Utah Jazz: Rockets trounce Jazz 124-86
By aaron falk
The Salt Lake TribuneFirst published Mar 17 2014 06:14PM
Houston • Rockets rookie Isaiah Canaan was dribbling out the final possession of a blowout Monday, the seconds on the clock ticking down to the end of another embarrassing loss for the Utah Jazz, when John Lucas III had had enough.
The game had been decided long before Lucas checked in late in the third quarter, but Houston had kept firing, pushing its lead to as much as 41 late in the fourth. So with Canaan’s back turned, Lucas poked the ball away and dribbled it over the half-court line and toward the Jazz bench.
"I play to the end," Lucas said. "We’re already getting beat real bad and they still want to be showing off and doing stuff like that, so I stole the ball."
As time expired, bringing a merciful end to a 124-86 Houston win, Rockets swingman Francisco Garcia elbowed Lucas and the Jazz guard, upset by what he called a "cheap shot," shoved Garcia back and then squared up with fists. No punches were thrown.
For Lucas, who has all but fallen out of the rotation for the 22-46 Jazz, it was part of a release of a season’s worth of frustrations.
"I hate losing. I hate it with a passion," he said. "I just feel like built-up frustration — maybe for the whole year — it just triggered something and it triggered me to do what I had to do."
After the game, Jazz coach Ty Corbin said he wished Lucas had not stolen the ball, before adding, "But, you know what, the clock was still running. You’ve got a right to play."
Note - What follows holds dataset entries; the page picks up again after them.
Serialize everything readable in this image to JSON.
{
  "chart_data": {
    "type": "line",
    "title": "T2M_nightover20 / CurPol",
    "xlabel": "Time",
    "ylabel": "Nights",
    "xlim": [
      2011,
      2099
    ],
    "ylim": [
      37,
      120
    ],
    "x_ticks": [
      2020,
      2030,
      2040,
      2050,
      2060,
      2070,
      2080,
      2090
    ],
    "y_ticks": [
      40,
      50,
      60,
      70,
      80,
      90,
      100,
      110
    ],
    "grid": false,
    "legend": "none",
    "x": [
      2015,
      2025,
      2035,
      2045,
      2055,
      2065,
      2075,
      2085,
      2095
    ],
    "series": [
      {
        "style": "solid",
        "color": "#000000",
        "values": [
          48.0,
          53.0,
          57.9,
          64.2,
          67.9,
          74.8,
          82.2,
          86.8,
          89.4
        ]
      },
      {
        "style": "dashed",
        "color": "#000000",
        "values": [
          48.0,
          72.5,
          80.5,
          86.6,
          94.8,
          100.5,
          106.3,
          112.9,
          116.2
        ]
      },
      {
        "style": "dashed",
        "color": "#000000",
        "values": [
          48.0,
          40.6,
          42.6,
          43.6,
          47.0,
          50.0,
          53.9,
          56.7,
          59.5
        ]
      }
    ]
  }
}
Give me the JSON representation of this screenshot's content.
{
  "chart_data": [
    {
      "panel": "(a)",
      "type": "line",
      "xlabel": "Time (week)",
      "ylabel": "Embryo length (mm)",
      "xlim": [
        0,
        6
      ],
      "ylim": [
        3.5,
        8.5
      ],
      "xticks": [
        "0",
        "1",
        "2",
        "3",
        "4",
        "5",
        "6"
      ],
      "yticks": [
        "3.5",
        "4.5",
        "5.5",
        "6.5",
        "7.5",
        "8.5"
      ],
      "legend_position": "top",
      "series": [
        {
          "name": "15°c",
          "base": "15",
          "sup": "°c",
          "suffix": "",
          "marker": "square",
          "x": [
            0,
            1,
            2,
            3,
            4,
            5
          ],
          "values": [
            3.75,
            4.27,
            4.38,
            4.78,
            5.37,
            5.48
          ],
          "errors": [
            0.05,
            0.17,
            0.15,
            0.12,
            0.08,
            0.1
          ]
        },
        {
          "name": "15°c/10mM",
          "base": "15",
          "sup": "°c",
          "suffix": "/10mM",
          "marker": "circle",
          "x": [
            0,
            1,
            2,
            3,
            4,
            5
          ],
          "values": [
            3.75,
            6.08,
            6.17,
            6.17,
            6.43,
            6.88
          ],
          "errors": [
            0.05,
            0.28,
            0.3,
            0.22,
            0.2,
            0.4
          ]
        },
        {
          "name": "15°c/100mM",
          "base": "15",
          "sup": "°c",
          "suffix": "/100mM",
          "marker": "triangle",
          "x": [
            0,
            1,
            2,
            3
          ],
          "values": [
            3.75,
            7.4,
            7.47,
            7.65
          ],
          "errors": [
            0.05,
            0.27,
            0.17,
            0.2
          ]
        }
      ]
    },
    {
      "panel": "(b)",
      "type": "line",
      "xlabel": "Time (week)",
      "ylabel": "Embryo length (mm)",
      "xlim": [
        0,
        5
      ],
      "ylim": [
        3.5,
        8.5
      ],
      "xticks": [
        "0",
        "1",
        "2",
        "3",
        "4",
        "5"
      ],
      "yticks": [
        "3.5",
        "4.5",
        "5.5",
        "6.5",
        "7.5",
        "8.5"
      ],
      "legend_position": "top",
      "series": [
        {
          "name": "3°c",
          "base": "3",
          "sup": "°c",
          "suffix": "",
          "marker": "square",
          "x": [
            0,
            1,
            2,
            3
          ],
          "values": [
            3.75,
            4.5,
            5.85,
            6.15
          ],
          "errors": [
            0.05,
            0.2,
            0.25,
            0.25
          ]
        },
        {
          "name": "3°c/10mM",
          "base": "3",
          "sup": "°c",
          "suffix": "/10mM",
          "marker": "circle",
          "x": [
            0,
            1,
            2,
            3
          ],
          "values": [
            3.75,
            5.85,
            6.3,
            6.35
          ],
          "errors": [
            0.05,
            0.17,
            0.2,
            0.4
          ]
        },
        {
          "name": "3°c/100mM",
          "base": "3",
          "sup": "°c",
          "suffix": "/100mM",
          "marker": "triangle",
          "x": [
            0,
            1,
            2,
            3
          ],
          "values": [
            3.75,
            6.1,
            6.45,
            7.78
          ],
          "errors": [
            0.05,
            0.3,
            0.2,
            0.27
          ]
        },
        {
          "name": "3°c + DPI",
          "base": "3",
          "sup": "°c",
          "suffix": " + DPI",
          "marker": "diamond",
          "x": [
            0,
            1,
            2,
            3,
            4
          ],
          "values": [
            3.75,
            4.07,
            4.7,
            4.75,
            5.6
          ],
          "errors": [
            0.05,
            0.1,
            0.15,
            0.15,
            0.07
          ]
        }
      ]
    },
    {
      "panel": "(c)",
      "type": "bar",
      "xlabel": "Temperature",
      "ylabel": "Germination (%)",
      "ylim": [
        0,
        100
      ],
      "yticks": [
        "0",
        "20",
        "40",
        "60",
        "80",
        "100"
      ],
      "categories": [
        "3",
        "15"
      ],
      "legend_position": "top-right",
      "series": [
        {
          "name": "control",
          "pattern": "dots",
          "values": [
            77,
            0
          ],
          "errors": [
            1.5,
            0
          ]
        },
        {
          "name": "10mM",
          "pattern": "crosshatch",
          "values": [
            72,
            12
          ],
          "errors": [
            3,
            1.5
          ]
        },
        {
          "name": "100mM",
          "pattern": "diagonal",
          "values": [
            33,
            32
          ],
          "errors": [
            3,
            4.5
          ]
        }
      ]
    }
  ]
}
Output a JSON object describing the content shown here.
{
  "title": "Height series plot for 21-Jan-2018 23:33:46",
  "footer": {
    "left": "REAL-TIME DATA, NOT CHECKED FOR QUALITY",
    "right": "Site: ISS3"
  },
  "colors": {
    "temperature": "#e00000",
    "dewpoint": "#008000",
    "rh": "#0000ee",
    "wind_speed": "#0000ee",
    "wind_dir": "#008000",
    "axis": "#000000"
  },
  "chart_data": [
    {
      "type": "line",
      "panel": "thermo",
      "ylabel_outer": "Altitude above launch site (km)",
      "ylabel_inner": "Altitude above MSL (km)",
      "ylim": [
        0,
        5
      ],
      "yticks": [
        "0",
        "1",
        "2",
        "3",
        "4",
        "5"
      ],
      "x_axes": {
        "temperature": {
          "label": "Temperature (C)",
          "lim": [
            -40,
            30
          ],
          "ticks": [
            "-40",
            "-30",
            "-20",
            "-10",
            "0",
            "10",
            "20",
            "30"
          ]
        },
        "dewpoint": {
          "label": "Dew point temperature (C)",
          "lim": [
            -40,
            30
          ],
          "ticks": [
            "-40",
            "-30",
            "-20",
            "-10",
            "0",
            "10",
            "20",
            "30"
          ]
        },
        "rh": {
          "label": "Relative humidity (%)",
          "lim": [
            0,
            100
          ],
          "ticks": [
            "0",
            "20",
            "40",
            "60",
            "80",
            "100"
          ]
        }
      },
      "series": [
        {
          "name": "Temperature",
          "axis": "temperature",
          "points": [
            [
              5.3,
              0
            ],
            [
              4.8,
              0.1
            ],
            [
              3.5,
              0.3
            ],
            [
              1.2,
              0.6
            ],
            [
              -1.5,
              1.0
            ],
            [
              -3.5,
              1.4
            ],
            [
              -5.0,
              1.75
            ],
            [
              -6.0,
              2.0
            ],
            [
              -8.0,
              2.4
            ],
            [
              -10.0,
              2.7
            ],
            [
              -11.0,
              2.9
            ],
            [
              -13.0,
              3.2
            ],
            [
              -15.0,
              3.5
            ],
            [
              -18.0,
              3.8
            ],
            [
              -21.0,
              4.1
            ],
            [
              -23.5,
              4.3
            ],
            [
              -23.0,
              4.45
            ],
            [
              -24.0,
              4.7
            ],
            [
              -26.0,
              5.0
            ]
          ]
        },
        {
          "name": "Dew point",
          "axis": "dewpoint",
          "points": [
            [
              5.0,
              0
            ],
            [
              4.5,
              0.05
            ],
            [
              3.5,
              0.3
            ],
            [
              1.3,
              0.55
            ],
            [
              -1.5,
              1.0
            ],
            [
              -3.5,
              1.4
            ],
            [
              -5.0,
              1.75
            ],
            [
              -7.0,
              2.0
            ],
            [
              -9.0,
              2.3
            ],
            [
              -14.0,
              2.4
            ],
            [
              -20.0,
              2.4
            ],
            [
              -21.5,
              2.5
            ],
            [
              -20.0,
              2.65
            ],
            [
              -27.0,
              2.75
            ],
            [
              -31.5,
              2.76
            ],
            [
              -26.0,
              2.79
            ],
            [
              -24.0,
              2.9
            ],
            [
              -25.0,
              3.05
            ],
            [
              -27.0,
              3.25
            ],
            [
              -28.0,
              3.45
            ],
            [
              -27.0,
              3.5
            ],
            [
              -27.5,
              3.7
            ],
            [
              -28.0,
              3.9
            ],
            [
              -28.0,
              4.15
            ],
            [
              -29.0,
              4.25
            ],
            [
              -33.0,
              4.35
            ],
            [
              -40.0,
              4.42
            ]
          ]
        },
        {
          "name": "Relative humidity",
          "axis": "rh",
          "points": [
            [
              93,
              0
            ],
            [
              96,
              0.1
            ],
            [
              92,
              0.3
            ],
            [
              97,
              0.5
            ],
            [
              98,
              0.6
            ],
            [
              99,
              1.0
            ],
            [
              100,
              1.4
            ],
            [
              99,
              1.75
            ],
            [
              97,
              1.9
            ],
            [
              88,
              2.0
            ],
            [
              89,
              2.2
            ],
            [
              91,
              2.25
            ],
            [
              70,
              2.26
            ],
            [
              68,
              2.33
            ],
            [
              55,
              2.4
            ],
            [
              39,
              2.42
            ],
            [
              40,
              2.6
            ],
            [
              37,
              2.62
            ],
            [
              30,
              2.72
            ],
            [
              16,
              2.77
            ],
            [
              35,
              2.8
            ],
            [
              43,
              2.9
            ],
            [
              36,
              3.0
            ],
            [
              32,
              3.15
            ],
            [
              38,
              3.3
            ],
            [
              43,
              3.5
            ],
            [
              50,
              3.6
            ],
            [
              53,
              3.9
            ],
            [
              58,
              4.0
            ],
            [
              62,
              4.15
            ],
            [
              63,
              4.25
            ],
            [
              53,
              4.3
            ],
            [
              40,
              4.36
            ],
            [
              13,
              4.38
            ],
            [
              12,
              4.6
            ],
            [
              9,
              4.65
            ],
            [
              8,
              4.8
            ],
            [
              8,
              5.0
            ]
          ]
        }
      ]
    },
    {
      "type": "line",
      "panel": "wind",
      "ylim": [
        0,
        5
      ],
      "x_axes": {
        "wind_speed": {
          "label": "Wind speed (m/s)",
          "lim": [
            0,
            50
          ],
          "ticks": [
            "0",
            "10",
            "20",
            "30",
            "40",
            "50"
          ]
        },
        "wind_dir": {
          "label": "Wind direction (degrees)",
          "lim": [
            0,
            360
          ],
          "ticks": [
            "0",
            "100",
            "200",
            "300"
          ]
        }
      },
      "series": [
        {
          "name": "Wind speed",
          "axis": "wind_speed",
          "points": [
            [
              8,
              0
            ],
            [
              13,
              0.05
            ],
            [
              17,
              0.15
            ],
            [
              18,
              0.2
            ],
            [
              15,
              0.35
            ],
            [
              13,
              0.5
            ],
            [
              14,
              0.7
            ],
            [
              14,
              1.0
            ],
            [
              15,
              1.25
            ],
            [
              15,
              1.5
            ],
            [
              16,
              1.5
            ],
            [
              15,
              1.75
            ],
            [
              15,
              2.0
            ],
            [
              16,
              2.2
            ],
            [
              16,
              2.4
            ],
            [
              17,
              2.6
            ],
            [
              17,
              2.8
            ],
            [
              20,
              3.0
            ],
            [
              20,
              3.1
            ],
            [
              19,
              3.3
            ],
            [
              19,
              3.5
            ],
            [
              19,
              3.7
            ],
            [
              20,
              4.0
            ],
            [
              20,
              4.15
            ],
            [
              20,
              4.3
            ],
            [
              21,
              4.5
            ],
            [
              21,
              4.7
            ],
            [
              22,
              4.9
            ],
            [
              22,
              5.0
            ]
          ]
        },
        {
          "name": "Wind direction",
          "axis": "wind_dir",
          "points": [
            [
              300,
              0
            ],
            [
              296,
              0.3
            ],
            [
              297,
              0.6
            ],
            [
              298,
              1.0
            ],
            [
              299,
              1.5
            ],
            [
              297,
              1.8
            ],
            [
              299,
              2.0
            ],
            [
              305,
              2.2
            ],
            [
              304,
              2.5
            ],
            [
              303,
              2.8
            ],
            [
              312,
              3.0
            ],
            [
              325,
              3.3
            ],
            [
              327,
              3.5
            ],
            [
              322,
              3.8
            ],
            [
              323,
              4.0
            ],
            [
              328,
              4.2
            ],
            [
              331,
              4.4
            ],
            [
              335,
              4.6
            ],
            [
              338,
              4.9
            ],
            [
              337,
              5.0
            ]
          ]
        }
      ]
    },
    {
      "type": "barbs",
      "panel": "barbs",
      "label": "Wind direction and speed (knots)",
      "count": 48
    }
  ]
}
Troubling from a basketball perspective was this: Lucas’ steal represented one of the few moments of defense on the night for a free-falling Jazz team that has now lost 10 of its last 11 games.
The story of the Jazz’s defensive shortcomings was on display early and written in the first-half box score. Over the first two quarters at the Toyota Center, the Rockets took 12 shots from the free-throw line and 12 shots from beyond the arc. From 3-point, Houston hit on seven of those attempts.
From the free-throw line, without a defender to put a hand in their faces, the Rockets hit the same.
"We were awful," rookie point guard Trey Burke said.
A night after Utah let the San Antonio Spurs shoot a season-best 63 percent, the Rockets hit on 58.2 percent of their attempts, including 13 of 25 from 3-point territory.
Even with All-Star center Dwight Howard sitting out the game with a mild ankle strain, the Jazz were overmatched. Terrence Jones scored 13 of his 30 points in the third quarter. Point guard Patrick Beverley had 19 points and seven rebounds. Jeremy Lin scored 17 points and dished nine assists.
Utah’s rotations were slow.
Man-to-man defense offered little resistance.
"We gave up everything," Corbin said. "We gave up points in the paint, transition baskets, 3-pointers. We didn’t do a good job of taking any one thing away from them tonight."
Jazz forward Derrick Favors and guard Alec Burks each scored 15 points in the loss, but offense was not what the 6-foot-10 Favors had on his mind after the game.
"We’re going to have to come together as a team and we have to go out there and get stops," he said. "Don’t worry about offense, none of that. We just have to go out there and get stops because that was embarrassing."
With a game against a Memphis team fighting for playoff position next on the schedule, Corbin said he wants Monday’s defeat to be a lesson in preparation.
"We acted like we were a little tired," Corbin said. "We’ve talked about guys learning their way through this time of year, back-to-back games. And they showed their experience and we showed our inexperience. This is a lesson for the young guys. You have to learn how to get yourself ready every night at different stages of the year. Tonight we just couldn’t get it going. It was like we were running in mud. We couldn’t get ourselves out of it."
In the locker room after, Lucas said he had cooled down and called his decision to steal the ball "messed up."
"There’s some stuff you do and you don’t do and maybe that was one of those things you don’t do," he said.
But the emotion shown was something, he said, the Jazz could use as they fight their way through the final 14 games of the season.
"Maybe not channeled that way," he said. "But when you step on the court, you have to play with some kind of passion. Night in and night out, you have to play with passion."